Validates detected splice sites against known annotations
Detects novel splice junctions, which may indicate alternative splicing or sequencing errors
Identifies unexpected splicing patterns

Basic Usage:

junction_annotation.py -i input.bam -o output -r reference.bed

-i input.bam -> specifies the sorted BAM file with aligned RNA-Seq reads
-r reference.bed -> specifies the BED file containing gene annotation (in BED12 format)
-o output_prefix -> prefix of output files

Expected Output:

A summary of detected splice junctions, categorized into:
- Known (found in the reference)
- Novel (newly identified)
- Unannotated (potential mapping issues)

Interpretation:

A high fraction of novel junctions may suggest alternative splicing events.
Too many unannotated junctions may indicate alignment problems.

Class Exercise #4: junction_annotation.py

Within the RSeQC_exercise/IKD1_RSeQC folder run junction_annotation.py on Irrel_kd_1.subset_sorted.bam.
Use IKD1-output as the output_prefix
Be sure to redirect the final output to Irrel_kd_1.subset_janno.txt.

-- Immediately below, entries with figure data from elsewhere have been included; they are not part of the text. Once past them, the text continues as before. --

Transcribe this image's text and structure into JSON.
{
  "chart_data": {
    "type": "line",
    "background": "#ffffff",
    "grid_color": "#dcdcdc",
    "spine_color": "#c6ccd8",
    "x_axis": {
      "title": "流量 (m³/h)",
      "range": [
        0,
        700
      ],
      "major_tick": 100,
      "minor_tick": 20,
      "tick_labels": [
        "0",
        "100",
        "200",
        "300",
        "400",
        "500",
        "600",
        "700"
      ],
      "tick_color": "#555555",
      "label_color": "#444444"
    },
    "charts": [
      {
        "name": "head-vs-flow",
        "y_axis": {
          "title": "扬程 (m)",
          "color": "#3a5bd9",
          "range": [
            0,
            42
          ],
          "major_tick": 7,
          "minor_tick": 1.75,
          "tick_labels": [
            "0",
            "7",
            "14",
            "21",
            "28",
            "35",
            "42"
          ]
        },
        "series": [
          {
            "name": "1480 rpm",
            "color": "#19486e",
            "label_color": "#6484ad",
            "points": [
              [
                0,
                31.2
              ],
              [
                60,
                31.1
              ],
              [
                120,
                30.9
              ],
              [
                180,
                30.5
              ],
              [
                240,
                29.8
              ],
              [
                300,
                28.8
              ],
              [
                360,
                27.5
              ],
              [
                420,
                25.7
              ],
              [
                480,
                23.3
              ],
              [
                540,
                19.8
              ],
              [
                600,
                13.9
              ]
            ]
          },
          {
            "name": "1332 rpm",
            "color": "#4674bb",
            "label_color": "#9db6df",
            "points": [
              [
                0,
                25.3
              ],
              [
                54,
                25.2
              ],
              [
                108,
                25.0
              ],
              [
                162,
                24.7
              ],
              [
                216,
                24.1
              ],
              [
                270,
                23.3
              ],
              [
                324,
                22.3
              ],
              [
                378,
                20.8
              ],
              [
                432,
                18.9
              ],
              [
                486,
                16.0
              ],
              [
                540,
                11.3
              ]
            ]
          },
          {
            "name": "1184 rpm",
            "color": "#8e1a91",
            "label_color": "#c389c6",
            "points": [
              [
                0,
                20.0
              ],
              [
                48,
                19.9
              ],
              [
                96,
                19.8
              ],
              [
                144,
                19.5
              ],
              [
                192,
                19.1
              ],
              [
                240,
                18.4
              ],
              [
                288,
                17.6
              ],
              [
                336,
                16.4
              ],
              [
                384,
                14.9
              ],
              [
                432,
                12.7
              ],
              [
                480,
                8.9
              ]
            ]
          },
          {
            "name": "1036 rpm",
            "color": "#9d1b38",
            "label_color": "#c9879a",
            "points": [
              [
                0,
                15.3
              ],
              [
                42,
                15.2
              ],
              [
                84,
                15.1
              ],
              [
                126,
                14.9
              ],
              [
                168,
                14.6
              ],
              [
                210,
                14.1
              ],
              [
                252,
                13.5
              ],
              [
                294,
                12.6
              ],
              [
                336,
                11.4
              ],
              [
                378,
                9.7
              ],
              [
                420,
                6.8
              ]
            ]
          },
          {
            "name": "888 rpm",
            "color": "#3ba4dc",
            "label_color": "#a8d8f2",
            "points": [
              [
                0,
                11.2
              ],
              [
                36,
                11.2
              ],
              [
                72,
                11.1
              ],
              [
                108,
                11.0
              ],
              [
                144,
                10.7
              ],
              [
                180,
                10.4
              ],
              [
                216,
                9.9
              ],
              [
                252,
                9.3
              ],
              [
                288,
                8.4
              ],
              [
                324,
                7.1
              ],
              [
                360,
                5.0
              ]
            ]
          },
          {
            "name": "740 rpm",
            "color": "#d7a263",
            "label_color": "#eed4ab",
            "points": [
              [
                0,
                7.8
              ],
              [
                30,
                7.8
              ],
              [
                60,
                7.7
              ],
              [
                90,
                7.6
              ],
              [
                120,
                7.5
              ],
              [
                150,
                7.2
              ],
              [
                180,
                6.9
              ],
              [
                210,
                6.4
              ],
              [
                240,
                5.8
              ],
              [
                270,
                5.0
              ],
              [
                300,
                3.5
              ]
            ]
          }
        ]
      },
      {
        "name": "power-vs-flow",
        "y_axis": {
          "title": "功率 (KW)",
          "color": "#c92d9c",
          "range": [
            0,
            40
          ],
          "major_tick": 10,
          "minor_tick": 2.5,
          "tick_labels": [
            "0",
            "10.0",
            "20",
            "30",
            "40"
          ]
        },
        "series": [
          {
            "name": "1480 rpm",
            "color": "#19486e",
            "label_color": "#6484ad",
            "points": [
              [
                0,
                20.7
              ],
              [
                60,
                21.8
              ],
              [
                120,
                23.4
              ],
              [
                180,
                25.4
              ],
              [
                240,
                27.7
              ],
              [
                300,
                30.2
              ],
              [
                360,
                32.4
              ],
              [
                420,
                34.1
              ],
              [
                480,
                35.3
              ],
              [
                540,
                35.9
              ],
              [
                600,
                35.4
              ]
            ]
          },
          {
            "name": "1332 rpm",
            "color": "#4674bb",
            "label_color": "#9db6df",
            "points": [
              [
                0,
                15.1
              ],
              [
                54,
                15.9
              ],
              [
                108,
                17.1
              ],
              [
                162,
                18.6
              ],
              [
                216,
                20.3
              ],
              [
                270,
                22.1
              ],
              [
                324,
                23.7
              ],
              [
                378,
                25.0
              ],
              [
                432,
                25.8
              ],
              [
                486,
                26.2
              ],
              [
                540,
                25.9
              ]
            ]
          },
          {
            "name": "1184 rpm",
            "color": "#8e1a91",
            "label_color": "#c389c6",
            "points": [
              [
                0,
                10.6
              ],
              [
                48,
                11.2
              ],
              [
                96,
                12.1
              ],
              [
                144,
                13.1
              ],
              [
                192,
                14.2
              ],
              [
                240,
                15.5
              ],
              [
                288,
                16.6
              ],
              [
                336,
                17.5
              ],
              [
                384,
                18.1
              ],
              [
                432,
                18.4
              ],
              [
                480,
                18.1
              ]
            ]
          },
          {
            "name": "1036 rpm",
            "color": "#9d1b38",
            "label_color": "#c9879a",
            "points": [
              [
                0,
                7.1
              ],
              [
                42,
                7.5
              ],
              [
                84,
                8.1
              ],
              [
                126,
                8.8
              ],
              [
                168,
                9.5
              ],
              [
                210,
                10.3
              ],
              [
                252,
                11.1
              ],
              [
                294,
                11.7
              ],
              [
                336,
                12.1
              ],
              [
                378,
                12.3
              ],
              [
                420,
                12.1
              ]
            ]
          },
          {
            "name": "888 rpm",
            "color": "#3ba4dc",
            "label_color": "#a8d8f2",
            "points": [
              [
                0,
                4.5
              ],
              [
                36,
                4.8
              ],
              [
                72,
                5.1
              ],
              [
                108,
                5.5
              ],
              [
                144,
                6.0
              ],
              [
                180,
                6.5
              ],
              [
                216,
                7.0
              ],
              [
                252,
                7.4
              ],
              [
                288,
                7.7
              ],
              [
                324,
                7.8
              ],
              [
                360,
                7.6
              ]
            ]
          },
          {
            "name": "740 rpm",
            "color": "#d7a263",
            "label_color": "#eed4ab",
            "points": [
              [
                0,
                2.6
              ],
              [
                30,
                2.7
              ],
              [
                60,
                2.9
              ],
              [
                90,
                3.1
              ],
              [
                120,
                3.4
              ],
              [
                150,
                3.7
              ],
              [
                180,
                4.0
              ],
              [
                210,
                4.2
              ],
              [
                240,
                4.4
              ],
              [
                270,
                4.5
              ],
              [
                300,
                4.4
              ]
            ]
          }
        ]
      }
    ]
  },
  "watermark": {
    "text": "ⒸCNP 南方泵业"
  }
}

You will need this file for our final step.

Read Distribution Across Genomic Features (Class Exercise #5)

Purpose: Analyzes how reads are distributed across different genomic features (e.g., exons, introns, UTRs, intergenic regions).

Why use it?:

Ensures the expected proportion of reads falls within exons for RNA-Seq experiments

Basic Usage:

read_distribution.py -i input.bam -r ref.bed

-i input.bam -> specifies the sorted BAM file with aligned RNA-Seq reads
-r reference.bed -> specifies the BED file containing gene annotation (in BED12 format)

Expected Output:

The fraction of reads mapping to different genomic regions, including:
- Exons
- Introns
- Intergenic regions
- 5' and 3' UTRs

Interpretation:

For RNA-Seq, most reads (>70%) should align to exons.
A high proportion of intronic reads (>30%) may indicate rRNA contamination or unprocessed RNA.

Class Exercise #5: read_distribution.py

Within the RSeQC_exercise/IKD1_RSeQC folder run read_distribution.py on Irrel_kd_1.subset_sorted.bam.
Be sure to redirect the final output to Irrel_kd_1.subset_read.txt You will need this file for our final step.

Final Step: Run MultiQC

Navigate to top RSeQC_exercise folder. Make sure you are not in any of the subdirectories folders.
Load py-multiqc/1.15-fmpaaj7
Run multiqc. Be sure to name the output file RSeQC_stats-multiqc
Take a look at the generated HTML file.